Anyone gifted with eyes to see, can read any typeface the world has to give. But for the visually impaired, braille is the solution to read.
Braille is a tactile writing system for those who cannot see. Created by French educator and inventor Louis Braille, who lost his sight as a result of a childhood accident, the embossed dots allow those visually impaired to read like normal people do.
But when it comes to the real world of the two, both normal typeface for normal people and braille for the visually impaired, don't go along together.
Braille is like a language encrypted by some sort of unknown code, and it's usually a companion to most people's visual language - an add-on for some situation.
Exploring the limits of typeface design, Tokyo-based designer Kosuke Takahashi has developed Braille Neue, an attempt to merge braille with Latin and Japanese alphabets, so they can appear in the same place.
The project features two main fonts: Braille Neue Standard, which features Latin characters, and Braille Neue Outline, which supports both Latin and Japanese characters.
To come up with the idea, Takahashi wondered if braille might be something that sighted people could learn to read with their eyes rather than their hands.
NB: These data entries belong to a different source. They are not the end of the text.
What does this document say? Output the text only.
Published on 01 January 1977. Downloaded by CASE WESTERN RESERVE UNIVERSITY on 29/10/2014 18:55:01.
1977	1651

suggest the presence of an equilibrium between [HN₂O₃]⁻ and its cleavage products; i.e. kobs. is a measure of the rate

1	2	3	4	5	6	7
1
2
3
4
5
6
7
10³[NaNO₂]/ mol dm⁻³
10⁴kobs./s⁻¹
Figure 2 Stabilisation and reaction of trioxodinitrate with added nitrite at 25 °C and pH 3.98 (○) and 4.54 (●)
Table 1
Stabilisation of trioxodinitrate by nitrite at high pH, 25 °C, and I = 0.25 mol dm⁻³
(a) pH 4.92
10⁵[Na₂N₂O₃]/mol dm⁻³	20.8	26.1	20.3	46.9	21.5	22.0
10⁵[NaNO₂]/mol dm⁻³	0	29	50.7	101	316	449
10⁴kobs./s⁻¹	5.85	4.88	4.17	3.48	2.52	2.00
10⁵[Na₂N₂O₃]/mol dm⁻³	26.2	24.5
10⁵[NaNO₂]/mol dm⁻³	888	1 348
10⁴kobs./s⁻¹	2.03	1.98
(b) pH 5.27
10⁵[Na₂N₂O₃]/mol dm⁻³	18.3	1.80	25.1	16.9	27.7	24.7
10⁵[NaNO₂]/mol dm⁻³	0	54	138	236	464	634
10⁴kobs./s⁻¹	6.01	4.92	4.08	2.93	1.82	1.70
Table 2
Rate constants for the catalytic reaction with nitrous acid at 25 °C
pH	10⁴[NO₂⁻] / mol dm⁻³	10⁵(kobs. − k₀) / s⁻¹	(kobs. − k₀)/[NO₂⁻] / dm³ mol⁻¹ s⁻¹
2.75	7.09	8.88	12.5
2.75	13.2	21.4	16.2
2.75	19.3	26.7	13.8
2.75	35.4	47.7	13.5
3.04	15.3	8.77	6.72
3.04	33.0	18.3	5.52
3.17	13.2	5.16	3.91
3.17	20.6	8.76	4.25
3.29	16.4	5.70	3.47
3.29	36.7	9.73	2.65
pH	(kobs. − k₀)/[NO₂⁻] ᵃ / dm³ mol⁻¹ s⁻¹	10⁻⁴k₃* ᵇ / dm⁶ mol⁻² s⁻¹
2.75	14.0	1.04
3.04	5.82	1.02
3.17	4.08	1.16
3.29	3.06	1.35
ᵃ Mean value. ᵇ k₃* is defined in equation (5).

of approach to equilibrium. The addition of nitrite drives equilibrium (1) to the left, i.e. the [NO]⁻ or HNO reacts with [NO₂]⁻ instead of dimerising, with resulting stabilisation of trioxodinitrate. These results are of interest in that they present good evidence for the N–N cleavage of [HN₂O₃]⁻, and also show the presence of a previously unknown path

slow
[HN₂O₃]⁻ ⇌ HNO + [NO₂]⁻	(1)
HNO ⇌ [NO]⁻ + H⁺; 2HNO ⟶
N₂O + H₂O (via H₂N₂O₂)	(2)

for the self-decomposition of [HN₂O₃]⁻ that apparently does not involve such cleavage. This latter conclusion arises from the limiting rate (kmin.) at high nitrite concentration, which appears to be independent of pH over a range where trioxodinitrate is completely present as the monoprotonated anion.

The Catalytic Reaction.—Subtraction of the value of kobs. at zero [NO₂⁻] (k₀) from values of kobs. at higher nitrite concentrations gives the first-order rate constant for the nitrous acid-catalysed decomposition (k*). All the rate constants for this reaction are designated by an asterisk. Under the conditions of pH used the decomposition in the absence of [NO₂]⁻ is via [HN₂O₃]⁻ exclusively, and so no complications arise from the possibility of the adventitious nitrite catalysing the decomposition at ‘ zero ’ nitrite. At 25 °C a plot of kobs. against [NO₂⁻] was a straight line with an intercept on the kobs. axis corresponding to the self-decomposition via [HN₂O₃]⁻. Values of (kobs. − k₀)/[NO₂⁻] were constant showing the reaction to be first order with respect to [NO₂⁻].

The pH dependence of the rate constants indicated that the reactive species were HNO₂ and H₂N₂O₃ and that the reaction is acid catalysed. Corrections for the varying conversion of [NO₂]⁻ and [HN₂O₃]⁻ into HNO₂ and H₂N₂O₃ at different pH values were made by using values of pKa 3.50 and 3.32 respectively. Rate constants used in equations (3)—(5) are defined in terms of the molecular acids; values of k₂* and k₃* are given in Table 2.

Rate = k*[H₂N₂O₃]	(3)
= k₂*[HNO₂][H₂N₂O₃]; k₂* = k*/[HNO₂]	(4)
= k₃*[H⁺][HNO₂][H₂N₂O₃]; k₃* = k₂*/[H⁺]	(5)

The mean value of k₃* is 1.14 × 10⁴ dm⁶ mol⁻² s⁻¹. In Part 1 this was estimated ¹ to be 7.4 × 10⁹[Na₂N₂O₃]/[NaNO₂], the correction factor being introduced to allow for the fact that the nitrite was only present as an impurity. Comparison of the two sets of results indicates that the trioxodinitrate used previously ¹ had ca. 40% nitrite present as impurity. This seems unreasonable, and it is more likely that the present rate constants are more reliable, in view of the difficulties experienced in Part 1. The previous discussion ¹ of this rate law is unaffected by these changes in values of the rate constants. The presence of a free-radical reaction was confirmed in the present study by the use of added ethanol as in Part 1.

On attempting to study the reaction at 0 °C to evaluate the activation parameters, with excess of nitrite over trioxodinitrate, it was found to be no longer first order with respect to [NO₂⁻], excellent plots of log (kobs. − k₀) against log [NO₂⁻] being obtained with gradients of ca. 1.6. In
"It all started from simple question, ‘How can I read braille?’ ‘Does it become a character if I connect the dots?'" Takahashi said. "Even though it is the same letter, it felt incongruous that sighted people could not read it."
Essentially, Takahashi’s typeface features characters overlaid with their braille equivalents (with the embossed dotted symbols).
But Takahashi's work is not an easy feat.
In English alphabet, for example, there are 26 different characters, while in English braille, there are as many as 250 different symbols, with each representing letters, numbers, articles ("a", "an", and "the"), and letter combinations (such as "ed" and "wh").
To develop the Braille Neue typeface, Takahashi altered both English and Japanese characters to conform to the braille grid, based on the Helvetica Neue. Takahashi then tweaking each letter to include braille characters, and the result is a typeface that looks modern and easy to read.
Takahashi 's hope is that the typeface will motivate more braille to be included in public spaces, as its inclusion is usually limited due to space restrictions. This is because his typeface negates the need to accommodate braille text separately.
As most sighted people can't read braille, Braille Neue would allow an easier cross flow of information between the sighted and the visually impaired.